I stood in his study, the room where I'd discovered his betrayal, and felt nothing but cold disgust. The dark walnut paneling, the leather chairs, the carefully arranged bookshelves—all of it designed to project the image of the thoughtful intellectual he pretended to be.

I took out my phone and called Vivienne, my interior designer friend whose calls Marcus had always discouraged.

"Darling! It's been ages," she answered, her voice warm with genuine pleasure.

"I need you to gut a room," I said without preamble. "Complete demolition. I want everything removed—furniture, paneling, flooring. Everything."

"Which house?" she asked, instantly professional.

"The penthouse. Marcus's study."

A pause. "Helena, is everything—"

"I want it replaced with white. White walls, pale wood floors, glass and light. I want it unrecognizable by the time he returns."

"When do you need this done?"

"Yesterday."

Vivienne didn't ask questions.

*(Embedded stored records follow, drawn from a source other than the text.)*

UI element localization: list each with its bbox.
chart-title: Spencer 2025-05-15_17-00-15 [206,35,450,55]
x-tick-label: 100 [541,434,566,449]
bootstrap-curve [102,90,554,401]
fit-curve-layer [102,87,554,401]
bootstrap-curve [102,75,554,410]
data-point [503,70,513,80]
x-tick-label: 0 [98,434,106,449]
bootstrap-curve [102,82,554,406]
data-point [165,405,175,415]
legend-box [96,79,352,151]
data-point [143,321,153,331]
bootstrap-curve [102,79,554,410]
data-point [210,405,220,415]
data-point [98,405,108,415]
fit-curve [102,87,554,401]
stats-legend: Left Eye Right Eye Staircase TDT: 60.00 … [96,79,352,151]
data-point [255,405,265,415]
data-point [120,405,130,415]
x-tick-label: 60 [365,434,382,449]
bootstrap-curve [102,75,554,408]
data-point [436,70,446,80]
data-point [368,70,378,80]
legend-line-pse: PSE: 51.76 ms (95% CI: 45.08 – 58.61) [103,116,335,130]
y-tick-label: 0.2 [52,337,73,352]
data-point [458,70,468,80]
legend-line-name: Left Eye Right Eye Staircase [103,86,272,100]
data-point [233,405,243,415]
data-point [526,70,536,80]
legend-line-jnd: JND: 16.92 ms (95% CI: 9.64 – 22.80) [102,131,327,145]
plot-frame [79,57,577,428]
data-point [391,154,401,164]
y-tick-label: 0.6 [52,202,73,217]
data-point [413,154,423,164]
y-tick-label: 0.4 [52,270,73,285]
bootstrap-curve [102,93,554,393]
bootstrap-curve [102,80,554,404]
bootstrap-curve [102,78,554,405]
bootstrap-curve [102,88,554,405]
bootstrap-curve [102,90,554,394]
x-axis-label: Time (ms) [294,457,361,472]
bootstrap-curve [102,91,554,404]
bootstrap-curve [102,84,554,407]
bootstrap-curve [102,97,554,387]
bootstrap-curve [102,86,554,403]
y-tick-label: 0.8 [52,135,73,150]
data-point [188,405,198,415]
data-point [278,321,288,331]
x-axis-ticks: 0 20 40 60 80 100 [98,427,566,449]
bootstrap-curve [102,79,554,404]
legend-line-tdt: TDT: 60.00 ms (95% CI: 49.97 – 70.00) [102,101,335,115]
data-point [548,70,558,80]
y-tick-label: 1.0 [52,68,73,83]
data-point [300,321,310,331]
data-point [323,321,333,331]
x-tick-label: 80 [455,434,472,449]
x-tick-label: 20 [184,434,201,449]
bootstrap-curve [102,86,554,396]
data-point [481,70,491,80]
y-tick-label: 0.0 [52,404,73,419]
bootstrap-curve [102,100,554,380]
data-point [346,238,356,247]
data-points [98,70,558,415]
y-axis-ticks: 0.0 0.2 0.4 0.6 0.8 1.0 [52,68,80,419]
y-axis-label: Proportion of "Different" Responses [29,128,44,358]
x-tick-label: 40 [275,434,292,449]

That's why I'd called her. "I'll have a crew there tomorrow morning."

I hung up and walked to the window, looking out over the Manhattan skyline. For fifteen years, I'd built my life around saving Marcus Sterling. Now I would dismantle it with the same methodical care.

Starting with the walls that had witnessed his betrayal.

The phone in my hand buzzed again. Marcus's name flashed on the screen.

I declined the call and blocked his number.